Kenneth Olumuyiwa Tharp has been named director of the Africa Centre in London.
In his first few months in the role, Tharp will oversee a major capital development project at the centre for African culture, which is more than 50 years old.
The organisation, which has been based in Southwark since 2013, aims to celebrate and showcase African and black British culture through music, visual art, drama, dance and fashion, telling the diverse stories of Africa and its diaspora.
Over the next few months, the centre will build a new 300 capacity standing and 90 capacity seated performance venue built in a neighbouring railway arch, which will be joined by a flexible co-working space for entrepreneurs and creatives called the Hub, located in another railway arch.
Additional facilities include a gallery, a meeting and broadcast suite, a learning and research centre, and a new pan-African cafe will also be built at the centre.
Tharp, who was chief executive at the Place until he stepped down in 2016 to pursue freelance work, will officially begin his new role on May 29.

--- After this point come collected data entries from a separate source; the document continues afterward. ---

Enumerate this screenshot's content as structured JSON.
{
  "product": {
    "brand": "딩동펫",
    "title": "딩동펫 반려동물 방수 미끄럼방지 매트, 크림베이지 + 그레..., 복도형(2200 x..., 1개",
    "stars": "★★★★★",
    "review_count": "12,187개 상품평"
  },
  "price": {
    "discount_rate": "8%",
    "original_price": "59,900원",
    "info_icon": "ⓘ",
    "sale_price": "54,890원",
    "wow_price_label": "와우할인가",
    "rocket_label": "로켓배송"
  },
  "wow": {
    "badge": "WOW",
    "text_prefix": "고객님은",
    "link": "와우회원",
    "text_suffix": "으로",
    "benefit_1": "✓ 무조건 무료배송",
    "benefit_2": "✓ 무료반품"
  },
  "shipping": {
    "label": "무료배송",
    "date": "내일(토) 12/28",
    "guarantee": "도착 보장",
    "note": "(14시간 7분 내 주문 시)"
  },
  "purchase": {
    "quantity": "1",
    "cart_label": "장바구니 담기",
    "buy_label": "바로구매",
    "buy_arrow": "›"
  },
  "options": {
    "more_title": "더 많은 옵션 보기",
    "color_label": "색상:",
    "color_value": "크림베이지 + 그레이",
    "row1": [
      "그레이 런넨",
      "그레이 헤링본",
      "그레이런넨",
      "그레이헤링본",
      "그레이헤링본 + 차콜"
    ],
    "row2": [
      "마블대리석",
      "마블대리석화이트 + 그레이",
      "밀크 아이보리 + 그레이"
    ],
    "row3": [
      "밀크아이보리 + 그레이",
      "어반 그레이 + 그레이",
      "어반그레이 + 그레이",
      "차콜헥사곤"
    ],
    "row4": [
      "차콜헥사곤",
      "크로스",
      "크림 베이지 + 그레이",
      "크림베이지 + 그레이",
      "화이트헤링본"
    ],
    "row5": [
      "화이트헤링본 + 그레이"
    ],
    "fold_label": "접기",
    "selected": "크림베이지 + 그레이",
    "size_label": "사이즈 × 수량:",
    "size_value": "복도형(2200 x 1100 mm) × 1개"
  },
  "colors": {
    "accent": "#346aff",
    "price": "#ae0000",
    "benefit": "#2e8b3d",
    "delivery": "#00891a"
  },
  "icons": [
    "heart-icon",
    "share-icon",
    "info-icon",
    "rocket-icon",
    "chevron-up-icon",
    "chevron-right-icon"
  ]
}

He takes over from interim director Mark Higham.
Tharp said: “Africa is on the move. Its status on the world stage as a 21st-century continent is increasingly important. The Africa Centre has a key role to play in making tangible the cultural richness and creative energy emanating from the African continent, and in sharing the vibrancy of its 54 nations and extensive diaspora, with as many people as possible.”
He added: “I used to visit the Africa Centre in the early 1980s, particularly after my first visit to Nigeria, so it’s really exciting to be doing this now.”
Kwame Kwei-Armah, artistic director of the Young Vic said: “The Africa Centre of old played a formidable role in my life – shaping thought, exposing ideas and sometimes just simply a place of refuge.
“Under the leadership of the rather incredible Kenneth Olumuyiwa Tharp, the Africa Centre will be that and more to a whole new generation of people who wish to be inspired, lead, and ultimately connected to art and ideas in a 21st-century way.”